Senate financial reform talks snag on watchdog
Bipartisan agreement in the Senate on financial reform hit a snag on how much power to give a consumer watchdog office being proposed by Democrats, with marathon talks resuming on Sunday.
The legal fine points of the dispute were obscure, but aides said key lawmakers remained hopeful that a deal can be worked out on an issue that is one of President Barack Obama's top domestic policy priorities.
Senator Bob Corker, a Tennessee Republican, for weeks has kept talking with Senate Banking Committee Chairman Christopher Dodd on reform. The panel's top Republican, Senator Richard Shelby, in recent days rejoined negotiations amid a new sense of urgency.
Senator Corker continues to be optimistic that we will be successful in getting a good piece of regulatory reform legislation, said an aide, Laura Herzog.
Nearly a year and a half since a severe financial crisis tipped the economy into its worst recession in decades, financial regulation has changed little, despite repeated assertions that reform is critical to avoiding another crisis in the future.
For Congress, time is running short. Midterm elections are approaching in early November. Between now and then, Congress will be in session for perhaps 23 weeks.
In that timeframe, a bill would have to move out of the banking committee, be debated and voted on the Senate floor and, if passed, reconciled with the bill already passed by the House of Representatives.
Democrats are keen to see a bill sent to Obama for signing before the November elections, and many Republicans increasingly sense they should not block the efforts on reform.
The calendar is starting to become a factor, said Brian Gardner, a policy analyst at investment firm Keefe Bruyette & Woods. All in all, I think the banking committee is headed toward getting a bill done before the end of the year.
BILL MAY NARROW
The struggle in the Senate suggested to some that new legislation -- which many still expect from Dodd next week -- may be narrower in scope than Obama's proposals of nine months ago, and the sweeping bill passed by the House in December.
They're going to push real hard to get something out next week, Gardner said. There's a chance that it could be a little bit smaller than the House bill and Obama's proposals.
Provisions that may be dropped could include over-the-counter derivatives regulation, as well as proposals to give shareholders more say in electing corporate directors and determining corporate executive pay, Gardner said.
One of Dodd's boldest proposals from a November draft bill -- to consolidate the patchwork banking supervision system into one agency -- was unlikely to make it into the committee's final bill, a source familiar with negotiations told Reuters.
Sources told Reuters on Saturday that neither Democrats nor Republicans had embraced Dodd's offer on Friday to scale back Obama's proposed Consumer Financial Protection Agency.
Dodd had circulated a proposal to make the consumer protection agency a division of the Treasury Department, instead of an independent agency, which Obama recommended.
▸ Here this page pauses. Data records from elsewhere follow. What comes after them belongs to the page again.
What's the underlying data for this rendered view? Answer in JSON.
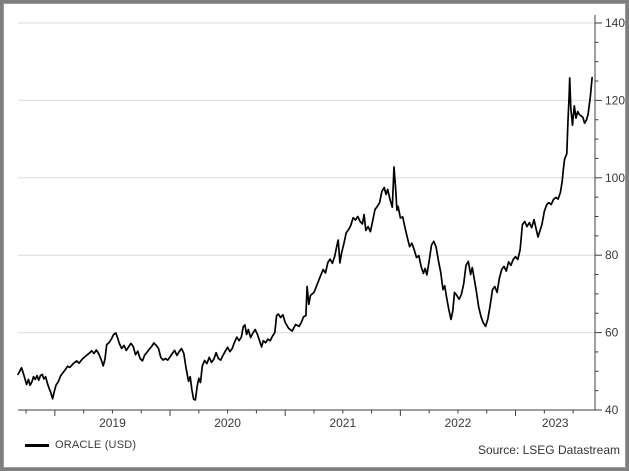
{
  "window": {
    "border_color": "#7f7f7f",
    "background": "#ffffff"
  },
  "legend": {
    "label": "ORACLE (USD)",
    "swatch_color": "#000000"
  },
  "source": {
    "text": "Source: LSEG Datastream"
  },
  "colors": {
    "line": "#000000",
    "grid": "#dcdcdc",
    "axis": "#3f3f3f",
    "tick_label": "#3a3a3a"
  },
  "chart_data": {
    "type": "line",
    "title": "",
    "xlabel": "",
    "ylabel": "",
    "grid": "horizontal-major",
    "legend_position": "bottom-left",
    "x_axis": {
      "start": 2018.68,
      "end": 2023.69,
      "year_labels": [
        "2019",
        "2020",
        "2021",
        "2022",
        "2023"
      ],
      "minor_tick_interval_years": 0.25
    },
    "y_axis": {
      "position": "right",
      "min": 40,
      "max": 140,
      "major_step": 20,
      "minor_step": 5,
      "tick_labels": [
        "40",
        "60",
        "80",
        "100",
        "120",
        "140"
      ]
    },
    "series": [
      {
        "name": "ORACLE (USD)",
        "color": "#000000",
        "points": [
          [
            2018.68,
            49.2
          ],
          [
            2018.695,
            50.0
          ],
          [
            2018.71,
            50.9
          ],
          [
            2018.725,
            49.6
          ],
          [
            2018.74,
            48.1
          ],
          [
            2018.755,
            46.6
          ],
          [
            2018.77,
            47.9
          ],
          [
            2018.785,
            46.4
          ],
          [
            2018.8,
            47.2
          ],
          [
            2018.815,
            48.6
          ],
          [
            2018.83,
            47.9
          ],
          [
            2018.845,
            48.9
          ],
          [
            2018.86,
            47.7
          ],
          [
            2018.875,
            48.9
          ],
          [
            2018.89,
            49.2
          ],
          [
            2018.905,
            48.0
          ],
          [
            2018.92,
            48.6
          ],
          [
            2018.935,
            46.9
          ],
          [
            2018.95,
            45.6
          ],
          [
            2018.965,
            44.5
          ],
          [
            2018.98,
            42.9
          ],
          [
            2018.995,
            44.8
          ],
          [
            2019.01,
            46.4
          ],
          [
            2019.03,
            47.3
          ],
          [
            2019.05,
            48.8
          ],
          [
            2019.07,
            49.6
          ],
          [
            2019.09,
            50.4
          ],
          [
            2019.11,
            51.3
          ],
          [
            2019.13,
            51.0
          ],
          [
            2019.16,
            52.0
          ],
          [
            2019.19,
            52.7
          ],
          [
            2019.21,
            52.1
          ],
          [
            2019.24,
            53.2
          ],
          [
            2019.27,
            54.0
          ],
          [
            2019.3,
            54.7
          ],
          [
            2019.32,
            55.3
          ],
          [
            2019.34,
            54.6
          ],
          [
            2019.36,
            55.5
          ],
          [
            2019.38,
            54.6
          ],
          [
            2019.4,
            53.2
          ],
          [
            2019.42,
            51.4
          ],
          [
            2019.435,
            53.2
          ],
          [
            2019.45,
            56.9
          ],
          [
            2019.47,
            57.4
          ],
          [
            2019.49,
            58.3
          ],
          [
            2019.51,
            59.5
          ],
          [
            2019.53,
            59.9
          ],
          [
            2019.545,
            58.6
          ],
          [
            2019.56,
            57.2
          ],
          [
            2019.58,
            55.9
          ],
          [
            2019.6,
            56.7
          ],
          [
            2019.62,
            55.4
          ],
          [
            2019.64,
            56.3
          ],
          [
            2019.66,
            57.2
          ],
          [
            2019.68,
            56.4
          ],
          [
            2019.7,
            54.3
          ],
          [
            2019.72,
            55.2
          ],
          [
            2019.74,
            53.3
          ],
          [
            2019.76,
            52.7
          ],
          [
            2019.78,
            54.2
          ],
          [
            2019.8,
            54.9
          ],
          [
            2019.82,
            55.7
          ],
          [
            2019.84,
            56.4
          ],
          [
            2019.86,
            57.3
          ],
          [
            2019.88,
            56.7
          ],
          [
            2019.9,
            55.9
          ],
          [
            2019.92,
            53.6
          ],
          [
            2019.94,
            52.9
          ],
          [
            2019.96,
            53.3
          ],
          [
            2019.98,
            52.9
          ],
          [
            2020.0,
            53.7
          ],
          [
            2020.02,
            54.6
          ],
          [
            2020.04,
            55.4
          ],
          [
            2020.06,
            54.1
          ],
          [
            2020.08,
            55.1
          ],
          [
            2020.1,
            55.9
          ],
          [
            2020.12,
            54.6
          ],
          [
            2020.14,
            50.8
          ],
          [
            2020.16,
            47.4
          ],
          [
            2020.175,
            48.6
          ],
          [
            2020.19,
            45.2
          ],
          [
            2020.205,
            42.8
          ],
          [
            2020.22,
            42.6
          ],
          [
            2020.235,
            46.0
          ],
          [
            2020.25,
            48.2
          ],
          [
            2020.265,
            47.1
          ],
          [
            2020.28,
            51.4
          ],
          [
            2020.3,
            52.8
          ],
          [
            2020.32,
            52.0
          ],
          [
            2020.34,
            53.6
          ],
          [
            2020.36,
            52.3
          ],
          [
            2020.38,
            53.1
          ],
          [
            2020.4,
            54.8
          ],
          [
            2020.42,
            53.3
          ],
          [
            2020.44,
            52.9
          ],
          [
            2020.46,
            54.1
          ],
          [
            2020.48,
            55.2
          ],
          [
            2020.5,
            56.2
          ],
          [
            2020.52,
            55.1
          ],
          [
            2020.54,
            55.9
          ],
          [
            2020.56,
            57.5
          ],
          [
            2020.58,
            58.8
          ],
          [
            2020.6,
            57.9
          ],
          [
            2020.62,
            58.9
          ],
          [
            2020.635,
            61.5
          ],
          [
            2020.65,
            62.0
          ],
          [
            2020.665,
            59.5
          ],
          [
            2020.68,
            60.8
          ],
          [
            2020.7,
            58.7
          ],
          [
            2020.72,
            59.9
          ],
          [
            2020.74,
            60.8
          ],
          [
            2020.76,
            59.4
          ],
          [
            2020.78,
            57.6
          ],
          [
            2020.795,
            56.3
          ],
          [
            2020.81,
            57.9
          ],
          [
            2020.83,
            57.4
          ],
          [
            2020.85,
            58.3
          ],
          [
            2020.87,
            57.9
          ],
          [
            2020.89,
            59.1
          ],
          [
            2020.91,
            60.0
          ],
          [
            2020.925,
            64.4
          ],
          [
            2020.94,
            64.8
          ],
          [
            2020.96,
            63.9
          ],
          [
            2020.98,
            64.6
          ],
          [
            2021.0,
            62.6
          ],
          [
            2021.03,
            61.1
          ],
          [
            2021.06,
            60.4
          ],
          [
            2021.09,
            62.1
          ],
          [
            2021.12,
            61.6
          ],
          [
            2021.14,
            62.6
          ],
          [
            2021.16,
            64.1
          ],
          [
            2021.18,
            64.4
          ],
          [
            2021.19,
            71.9
          ],
          [
            2021.205,
            67.3
          ],
          [
            2021.22,
            69.6
          ],
          [
            2021.25,
            70.4
          ],
          [
            2021.28,
            72.6
          ],
          [
            2021.31,
            74.9
          ],
          [
            2021.33,
            76.3
          ],
          [
            2021.35,
            75.4
          ],
          [
            2021.37,
            78.1
          ],
          [
            2021.39,
            79.0
          ],
          [
            2021.41,
            77.9
          ],
          [
            2021.43,
            79.7
          ],
          [
            2021.45,
            82.6
          ],
          [
            2021.46,
            83.9
          ],
          [
            2021.475,
            78.0
          ],
          [
            2021.49,
            80.6
          ],
          [
            2021.51,
            83.0
          ],
          [
            2021.53,
            85.8
          ],
          [
            2021.55,
            86.6
          ],
          [
            2021.57,
            87.7
          ],
          [
            2021.59,
            89.7
          ],
          [
            2021.61,
            89.1
          ],
          [
            2021.63,
            90.0
          ],
          [
            2021.65,
            88.7
          ],
          [
            2021.67,
            88.1
          ],
          [
            2021.685,
            90.5
          ],
          [
            2021.7,
            86.4
          ],
          [
            2021.72,
            87.4
          ],
          [
            2021.74,
            86.1
          ],
          [
            2021.76,
            88.9
          ],
          [
            2021.78,
            91.8
          ],
          [
            2021.8,
            92.6
          ],
          [
            2021.82,
            93.6
          ],
          [
            2021.84,
            96.5
          ],
          [
            2021.86,
            97.5
          ],
          [
            2021.875,
            95.7
          ],
          [
            2021.89,
            97.0
          ],
          [
            2021.91,
            94.4
          ],
          [
            2021.93,
            92.4
          ],
          [
            2021.945,
            102.8
          ],
          [
            2021.96,
            96.6
          ],
          [
            2021.97,
            91.6
          ],
          [
            2021.98,
            92.6
          ],
          [
            2022.0,
            89.6
          ],
          [
            2022.02,
            89.9
          ],
          [
            2022.04,
            87.1
          ],
          [
            2022.06,
            84.6
          ],
          [
            2022.08,
            82.2
          ],
          [
            2022.1,
            83.1
          ],
          [
            2022.12,
            81.4
          ],
          [
            2022.14,
            79.4
          ],
          [
            2022.16,
            79.9
          ],
          [
            2022.18,
            77.1
          ],
          [
            2022.2,
            75.3
          ],
          [
            2022.215,
            76.6
          ],
          [
            2022.23,
            74.9
          ],
          [
            2022.25,
            78.6
          ],
          [
            2022.27,
            82.6
          ],
          [
            2022.29,
            83.6
          ],
          [
            2022.31,
            82.1
          ],
          [
            2022.33,
            78.6
          ],
          [
            2022.35,
            75.6
          ],
          [
            2022.37,
            71.1
          ],
          [
            2022.385,
            72.1
          ],
          [
            2022.4,
            69.4
          ],
          [
            2022.42,
            66.1
          ],
          [
            2022.44,
            63.4
          ],
          [
            2022.455,
            65.6
          ],
          [
            2022.47,
            70.4
          ],
          [
            2022.49,
            69.6
          ],
          [
            2022.51,
            68.6
          ],
          [
            2022.53,
            69.9
          ],
          [
            2022.55,
            72.6
          ],
          [
            2022.57,
            77.4
          ],
          [
            2022.59,
            78.4
          ],
          [
            2022.61,
            75.0
          ],
          [
            2022.625,
            76.8
          ],
          [
            2022.64,
            74.1
          ],
          [
            2022.66,
            70.6
          ],
          [
            2022.68,
            66.6
          ],
          [
            2022.7,
            64.1
          ],
          [
            2022.72,
            62.5
          ],
          [
            2022.74,
            61.6
          ],
          [
            2022.76,
            63.6
          ],
          [
            2022.78,
            67.1
          ],
          [
            2022.8,
            71.1
          ],
          [
            2022.82,
            71.9
          ],
          [
            2022.84,
            70.4
          ],
          [
            2022.86,
            74.1
          ],
          [
            2022.88,
            76.3
          ],
          [
            2022.9,
            77.1
          ],
          [
            2022.92,
            75.9
          ],
          [
            2022.94,
            78.3
          ],
          [
            2022.96,
            77.4
          ],
          [
            2022.98,
            78.9
          ],
          [
            2023.0,
            79.6
          ],
          [
            2023.02,
            78.9
          ],
          [
            2023.04,
            81.4
          ],
          [
            2023.06,
            87.9
          ],
          [
            2023.08,
            88.7
          ],
          [
            2023.1,
            87.4
          ],
          [
            2023.12,
            88.4
          ],
          [
            2023.14,
            87.1
          ],
          [
            2023.16,
            89.2
          ],
          [
            2023.18,
            86.6
          ],
          [
            2023.195,
            84.7
          ],
          [
            2023.21,
            86.1
          ],
          [
            2023.23,
            88.0
          ],
          [
            2023.25,
            91.3
          ],
          [
            2023.27,
            93.0
          ],
          [
            2023.29,
            93.6
          ],
          [
            2023.31,
            93.1
          ],
          [
            2023.33,
            94.4
          ],
          [
            2023.35,
            94.9
          ],
          [
            2023.37,
            94.5
          ],
          [
            2023.39,
            96.2
          ],
          [
            2023.405,
            99.1
          ],
          [
            2023.415,
            102.1
          ],
          [
            2023.425,
            104.7
          ],
          [
            2023.435,
            105.5
          ],
          [
            2023.445,
            106.2
          ],
          [
            2023.455,
            114.2
          ],
          [
            2023.465,
            121.0
          ],
          [
            2023.47,
            125.8
          ],
          [
            2023.48,
            118.1
          ],
          [
            2023.495,
            113.6
          ],
          [
            2023.51,
            118.6
          ],
          [
            2023.525,
            115.4
          ],
          [
            2023.54,
            117.1
          ],
          [
            2023.555,
            116.3
          ],
          [
            2023.57,
            116.0
          ],
          [
            2023.585,
            115.6
          ],
          [
            2023.6,
            114.1
          ],
          [
            2023.615,
            114.9
          ],
          [
            2023.63,
            116.4
          ],
          [
            2023.65,
            121.1
          ],
          [
            2023.665,
            125.9
          ]
        ]
      }
    ]
  }
}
But in a setback for Dodd, his offer was rejected by Corker and Shelby, sources said.
The sources said Shelby and Corker objected to the rule-writing power Dodd proposed for the consumer division, but not necessarily to the idea of the division itself being located in the Treasury Department or another federal agency.
On the opposite side of the consumer watchdog issue, many Democrats were still holding out for an independent agency, said lobbyists and aides close to the talks.
In our view, this language will change considerably before the bill advances to the floor of the Senate, said Jaret Seiberg, financial services policy analyst at investment advisory firm Concept Capital.